In his thirties, Scott suffered a stroke. He also received a diagnosis he hadn't anticipated: a rare medical condition that causes episodes of sporadic blindness. The man who had spent his career preparing for every contingency now had to prepare for one he couldn't see coming - literally. He found that the mental frameworks he had built through years of dangerous performance translated directly: stay present, decode the fear signal, move through one step at a time. You don't have to be unafraid. You just have to stay grounded.
That insight became A Stuntman's Guide to Staying Calm — his keynote for corporations, universities, and leadership teams navigating high-pressure environments. It isn't motivational fluff. It's a practical framework, tested in straitjackets and hospital rooms alike, delivered through gripping storytelling and live demonstrations that make the ideas impossible to forget.
Today Scott performs across all three worlds he's built. He delivers keynotes for organizations including Google, TD Bank, RBC, Toyota, Red Bull, Manulife, and Hilton, and for universities from NYU and McGill to UBC and U of T. He performs his theatrical show No Secrets - about wonder, resilience, and what it means to send magic into the future when you can't see what's coming - for audiences who want an evening they won't be able to fully explain afterward. And he brings close-up magic directly to people's spaces: private homes, corporate receptions, museum openings, aircraft hangars, wherever the moment calls for something that shouldn't be possible but clearly is.

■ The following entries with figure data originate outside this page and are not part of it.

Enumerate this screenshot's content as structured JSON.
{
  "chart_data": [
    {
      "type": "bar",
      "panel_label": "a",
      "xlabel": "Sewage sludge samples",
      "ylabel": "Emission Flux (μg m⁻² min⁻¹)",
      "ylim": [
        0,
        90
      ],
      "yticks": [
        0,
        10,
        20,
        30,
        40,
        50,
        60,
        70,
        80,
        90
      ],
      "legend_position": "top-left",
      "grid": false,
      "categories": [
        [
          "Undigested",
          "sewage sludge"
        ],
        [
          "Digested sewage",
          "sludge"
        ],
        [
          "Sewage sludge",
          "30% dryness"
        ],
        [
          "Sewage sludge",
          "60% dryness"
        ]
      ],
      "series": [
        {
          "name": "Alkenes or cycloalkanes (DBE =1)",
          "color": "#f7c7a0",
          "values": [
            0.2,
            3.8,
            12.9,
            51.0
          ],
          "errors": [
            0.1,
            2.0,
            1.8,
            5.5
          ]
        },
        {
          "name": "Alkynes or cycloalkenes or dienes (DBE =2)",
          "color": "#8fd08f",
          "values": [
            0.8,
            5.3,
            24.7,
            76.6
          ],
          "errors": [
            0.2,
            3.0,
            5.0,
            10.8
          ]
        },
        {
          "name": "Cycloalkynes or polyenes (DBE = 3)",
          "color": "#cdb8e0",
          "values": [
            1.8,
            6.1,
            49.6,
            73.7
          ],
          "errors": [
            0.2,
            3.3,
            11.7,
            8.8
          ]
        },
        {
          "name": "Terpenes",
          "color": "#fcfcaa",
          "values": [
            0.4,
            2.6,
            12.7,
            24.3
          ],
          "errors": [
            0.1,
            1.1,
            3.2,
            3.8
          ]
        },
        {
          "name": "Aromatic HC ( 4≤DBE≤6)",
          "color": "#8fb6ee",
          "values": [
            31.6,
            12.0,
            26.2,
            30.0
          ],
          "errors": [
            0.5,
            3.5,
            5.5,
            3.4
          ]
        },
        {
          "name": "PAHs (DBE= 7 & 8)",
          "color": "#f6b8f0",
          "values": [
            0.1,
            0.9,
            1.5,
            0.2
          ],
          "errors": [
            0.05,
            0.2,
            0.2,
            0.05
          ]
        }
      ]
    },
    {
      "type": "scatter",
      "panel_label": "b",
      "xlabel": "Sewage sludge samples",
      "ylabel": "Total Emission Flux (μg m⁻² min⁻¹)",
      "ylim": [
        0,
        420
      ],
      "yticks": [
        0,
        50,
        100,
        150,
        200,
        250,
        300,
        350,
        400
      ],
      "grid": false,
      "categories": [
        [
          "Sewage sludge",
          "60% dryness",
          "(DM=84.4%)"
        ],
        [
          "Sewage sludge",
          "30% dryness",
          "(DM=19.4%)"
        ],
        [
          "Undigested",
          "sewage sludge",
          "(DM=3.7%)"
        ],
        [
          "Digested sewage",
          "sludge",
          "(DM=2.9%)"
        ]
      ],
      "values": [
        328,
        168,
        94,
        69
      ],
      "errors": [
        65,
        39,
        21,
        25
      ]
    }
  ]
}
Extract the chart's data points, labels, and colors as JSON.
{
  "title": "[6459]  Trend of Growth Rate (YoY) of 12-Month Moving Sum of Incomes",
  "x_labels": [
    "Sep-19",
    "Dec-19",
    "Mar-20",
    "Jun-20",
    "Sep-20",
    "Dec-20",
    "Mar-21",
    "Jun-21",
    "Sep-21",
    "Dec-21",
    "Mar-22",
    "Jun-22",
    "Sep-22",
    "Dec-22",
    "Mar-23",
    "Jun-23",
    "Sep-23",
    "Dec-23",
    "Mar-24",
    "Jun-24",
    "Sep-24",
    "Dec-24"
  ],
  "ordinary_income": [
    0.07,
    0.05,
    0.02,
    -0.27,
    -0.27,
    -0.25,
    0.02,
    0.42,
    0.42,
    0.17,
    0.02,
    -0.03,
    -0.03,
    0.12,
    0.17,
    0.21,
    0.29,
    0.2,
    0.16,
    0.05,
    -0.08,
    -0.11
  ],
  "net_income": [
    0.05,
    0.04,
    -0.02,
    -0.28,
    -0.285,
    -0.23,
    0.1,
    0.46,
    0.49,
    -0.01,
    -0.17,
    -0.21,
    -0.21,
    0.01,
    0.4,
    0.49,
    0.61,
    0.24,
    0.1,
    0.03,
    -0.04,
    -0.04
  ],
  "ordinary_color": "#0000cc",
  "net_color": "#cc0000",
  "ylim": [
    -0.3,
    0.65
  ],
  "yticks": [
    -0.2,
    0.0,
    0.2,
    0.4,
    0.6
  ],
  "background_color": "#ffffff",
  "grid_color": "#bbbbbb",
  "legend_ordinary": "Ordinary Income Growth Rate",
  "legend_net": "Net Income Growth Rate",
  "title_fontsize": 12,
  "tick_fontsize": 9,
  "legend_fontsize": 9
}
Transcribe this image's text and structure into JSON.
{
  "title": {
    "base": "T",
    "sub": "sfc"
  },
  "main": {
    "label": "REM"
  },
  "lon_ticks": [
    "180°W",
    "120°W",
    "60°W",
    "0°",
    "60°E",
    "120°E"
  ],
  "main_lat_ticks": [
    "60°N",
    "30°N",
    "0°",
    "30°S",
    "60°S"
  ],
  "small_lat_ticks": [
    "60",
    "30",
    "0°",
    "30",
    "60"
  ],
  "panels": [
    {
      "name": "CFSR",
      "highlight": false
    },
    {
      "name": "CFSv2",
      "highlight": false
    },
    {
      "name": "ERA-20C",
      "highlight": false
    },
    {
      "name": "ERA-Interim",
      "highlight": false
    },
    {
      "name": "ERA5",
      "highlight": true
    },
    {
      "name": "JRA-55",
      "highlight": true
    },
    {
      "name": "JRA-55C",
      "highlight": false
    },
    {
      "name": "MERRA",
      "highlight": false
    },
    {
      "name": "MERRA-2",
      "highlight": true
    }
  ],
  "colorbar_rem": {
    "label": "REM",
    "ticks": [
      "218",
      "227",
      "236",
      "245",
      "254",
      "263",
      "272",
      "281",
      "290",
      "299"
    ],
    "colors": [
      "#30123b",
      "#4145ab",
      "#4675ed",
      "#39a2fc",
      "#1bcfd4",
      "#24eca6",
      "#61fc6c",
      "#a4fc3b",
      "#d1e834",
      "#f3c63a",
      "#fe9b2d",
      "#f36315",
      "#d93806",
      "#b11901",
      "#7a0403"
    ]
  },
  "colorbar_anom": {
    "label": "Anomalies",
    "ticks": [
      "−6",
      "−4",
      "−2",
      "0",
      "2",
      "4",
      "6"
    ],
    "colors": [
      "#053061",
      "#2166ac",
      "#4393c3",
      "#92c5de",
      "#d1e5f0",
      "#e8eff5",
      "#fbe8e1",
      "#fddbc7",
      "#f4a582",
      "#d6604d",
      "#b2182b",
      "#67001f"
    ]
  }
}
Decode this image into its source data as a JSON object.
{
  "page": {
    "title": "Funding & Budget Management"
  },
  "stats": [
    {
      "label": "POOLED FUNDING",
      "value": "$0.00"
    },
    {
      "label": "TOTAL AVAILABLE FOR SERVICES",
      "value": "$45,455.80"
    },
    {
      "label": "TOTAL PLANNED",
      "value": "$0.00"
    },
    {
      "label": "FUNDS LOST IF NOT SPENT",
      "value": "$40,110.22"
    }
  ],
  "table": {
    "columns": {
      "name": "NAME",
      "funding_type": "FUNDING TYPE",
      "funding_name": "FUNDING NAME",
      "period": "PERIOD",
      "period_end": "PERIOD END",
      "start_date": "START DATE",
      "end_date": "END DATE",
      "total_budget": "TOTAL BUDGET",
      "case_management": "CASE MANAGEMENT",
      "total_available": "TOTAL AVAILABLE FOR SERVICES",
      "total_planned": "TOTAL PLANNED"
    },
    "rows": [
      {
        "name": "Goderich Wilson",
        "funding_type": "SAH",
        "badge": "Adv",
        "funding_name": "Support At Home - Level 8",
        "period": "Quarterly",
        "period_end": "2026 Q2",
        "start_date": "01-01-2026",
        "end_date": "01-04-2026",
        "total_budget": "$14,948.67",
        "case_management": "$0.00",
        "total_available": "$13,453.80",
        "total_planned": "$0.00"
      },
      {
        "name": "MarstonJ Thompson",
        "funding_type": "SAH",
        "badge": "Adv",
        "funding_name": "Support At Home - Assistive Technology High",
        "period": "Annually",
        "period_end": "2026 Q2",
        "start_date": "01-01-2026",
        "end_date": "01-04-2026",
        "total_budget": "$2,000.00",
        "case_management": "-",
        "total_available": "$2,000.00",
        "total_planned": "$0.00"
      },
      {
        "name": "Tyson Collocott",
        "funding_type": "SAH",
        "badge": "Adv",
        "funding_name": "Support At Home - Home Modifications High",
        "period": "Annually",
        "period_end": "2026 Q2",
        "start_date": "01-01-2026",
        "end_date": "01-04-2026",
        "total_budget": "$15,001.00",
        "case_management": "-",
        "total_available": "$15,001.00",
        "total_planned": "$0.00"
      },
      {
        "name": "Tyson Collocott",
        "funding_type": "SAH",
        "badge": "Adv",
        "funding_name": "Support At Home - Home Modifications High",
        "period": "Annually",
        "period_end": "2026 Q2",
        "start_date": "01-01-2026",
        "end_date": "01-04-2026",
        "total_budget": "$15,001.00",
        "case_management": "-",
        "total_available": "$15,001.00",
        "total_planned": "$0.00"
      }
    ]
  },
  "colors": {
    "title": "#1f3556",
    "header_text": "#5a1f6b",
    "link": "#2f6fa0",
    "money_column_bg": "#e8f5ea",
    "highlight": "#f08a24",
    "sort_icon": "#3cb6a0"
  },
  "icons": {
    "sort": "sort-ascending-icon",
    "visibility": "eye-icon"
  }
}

He has performed for royalty, foreign heads of state, and village elders who didn't speak his language. He has shared the stage with Al Gore, Jesse Jackson, Mia Farrow, and Dr. Samantha Nutt. He has appeared on NBC, MTV, CBC, TBS, the Discovery Channel, 20th Century Fox, and eOne. Ninety-five percent of his clients invite him back for at least one more performance.
Scott Hammell has been afraid of heights since he was a child. He set his first world record three weeks after his final high school exam. He figures fear has never been the problem. Staying calm long enough to act — that's the secret.